Recently I worked with Charles Knight of the Alt Search Engines blog on a project to compare the search relevance of two major search engines - Google and Yahoo! - and to measure the improvement in relevance by adding a search engine technology called Relona into the mix.
Background
Relona Research Labs is a unique technology targeted at enhancing the relevance of search results by suggesting changes to the search query spec - such as adding keywords, enclosing phrases within double quotes, or even reducing the number of search terms. In future, this type of technology could be plugged in into the search engine back-end to automatically refine the user query and produce better search results.
Procedure
We started with a large number of actual user queries from the AOL open data set, provided to us by Relona. Out of these, we picked a substantial set of queries at random as our test search strings.
For each selected search string, we ran two tests:
(a) comparing the search results from a raw Google search and a raw
Yahoo! search to score the more relevant of the two, and
(b) comparing the search results from a raw Google search with the
results of a Yahoo! search for Relona-optimized queries, again to find
the more relevant of the two
[Deciding which results were the "more relevant" was done manually by eye-balling the results]
The idea was to evaluate whether the addition of Relona optimization for user queries made the Yahoo! results more relevant, relative to Google results.
Observations
Personally, the biggest surprise I found was in the comparison of raw Google and Yahoo! search results. I had always imagined these two leading search engines to be comparable in terms of search relevance. But that wasn't the case; while the results were comparable in about a third of the cases, Google's results were significantly better in about half the cases - the Yahoo! results were better in the remaining cases. Often, 8 or 9 out of the top 10 results from Google would be highly relevant, as compared to 4 or 5 from Yahoo!.

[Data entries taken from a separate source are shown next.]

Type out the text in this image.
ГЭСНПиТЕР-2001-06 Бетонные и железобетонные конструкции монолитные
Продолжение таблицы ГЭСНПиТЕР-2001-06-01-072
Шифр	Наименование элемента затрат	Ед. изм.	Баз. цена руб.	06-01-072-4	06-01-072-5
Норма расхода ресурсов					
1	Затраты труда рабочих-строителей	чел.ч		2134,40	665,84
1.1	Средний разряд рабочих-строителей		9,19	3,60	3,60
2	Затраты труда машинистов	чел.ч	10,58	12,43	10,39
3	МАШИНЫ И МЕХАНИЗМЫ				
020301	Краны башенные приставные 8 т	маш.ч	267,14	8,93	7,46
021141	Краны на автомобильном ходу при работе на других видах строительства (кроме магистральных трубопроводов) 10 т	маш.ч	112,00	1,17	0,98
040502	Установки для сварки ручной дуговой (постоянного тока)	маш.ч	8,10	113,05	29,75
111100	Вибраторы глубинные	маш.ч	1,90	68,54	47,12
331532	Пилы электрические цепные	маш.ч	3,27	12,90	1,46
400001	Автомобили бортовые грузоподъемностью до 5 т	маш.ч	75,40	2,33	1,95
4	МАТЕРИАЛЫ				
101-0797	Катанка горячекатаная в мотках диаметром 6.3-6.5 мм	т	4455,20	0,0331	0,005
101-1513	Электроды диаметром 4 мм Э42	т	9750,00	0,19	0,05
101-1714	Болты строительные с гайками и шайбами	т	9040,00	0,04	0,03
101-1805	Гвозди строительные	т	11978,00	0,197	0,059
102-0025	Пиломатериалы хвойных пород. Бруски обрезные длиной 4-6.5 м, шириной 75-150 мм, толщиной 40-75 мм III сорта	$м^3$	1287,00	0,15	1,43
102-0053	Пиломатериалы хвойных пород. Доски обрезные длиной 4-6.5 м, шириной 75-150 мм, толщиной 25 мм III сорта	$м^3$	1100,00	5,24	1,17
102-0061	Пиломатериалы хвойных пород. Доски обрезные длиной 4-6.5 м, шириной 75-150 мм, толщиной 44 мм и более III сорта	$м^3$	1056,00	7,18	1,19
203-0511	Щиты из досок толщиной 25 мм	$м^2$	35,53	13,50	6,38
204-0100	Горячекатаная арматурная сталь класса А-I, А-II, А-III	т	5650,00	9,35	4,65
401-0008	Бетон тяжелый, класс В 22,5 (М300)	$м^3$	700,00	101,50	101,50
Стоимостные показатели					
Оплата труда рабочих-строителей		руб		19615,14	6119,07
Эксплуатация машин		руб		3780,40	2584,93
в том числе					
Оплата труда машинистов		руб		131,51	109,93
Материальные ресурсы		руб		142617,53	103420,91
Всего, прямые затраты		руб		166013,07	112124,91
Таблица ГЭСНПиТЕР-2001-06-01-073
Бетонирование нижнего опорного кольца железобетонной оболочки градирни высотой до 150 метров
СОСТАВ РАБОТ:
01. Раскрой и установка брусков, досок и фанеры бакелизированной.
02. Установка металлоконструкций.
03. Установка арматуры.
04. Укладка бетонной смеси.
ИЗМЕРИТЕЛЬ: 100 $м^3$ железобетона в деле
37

Using Relona's beta solution to improve the search results - often by constraining the query or adding keywords - did appear to enhance the relevance of Yahoo!'s results and help bridge the gap. (For access to the raw data, please send me an email and we can share it with you.)

One limitation of the existing Relona search is that the engine comes up with several suggested improvements to the query, only some of which enhance relevance of results. But in order to be usable in the real world, the technology needs to come up with one "best" query suggestion. Kumar Ramanathan, co-founder of Relona, assures me that they are currently working on improving their solution along these lines.
Conclusions
Based on this limited test (more comprehensive testing is needed), Relona clearly helps in improving the relevance of search results!
Also, based on this constrained data set, Google's dominance as the premier search destination seems well-justified; matching or beating their formidable relevance in Web search is going to be increasingly difficult in the future (especially since web sites may themselves be changing to suit Google's algorithms as well ).
At the same time, this project convinced me that a more systematic approach to measuring search relevance is sorely needed; all the search engines I've talked to so far seem to measure their own relevance using large data sets, manual measurement ("eye-balling") and statistical results. This is certainly one way to measure relevance, but it ignores other dimensions of search relevance, such as breadth, depth and so on.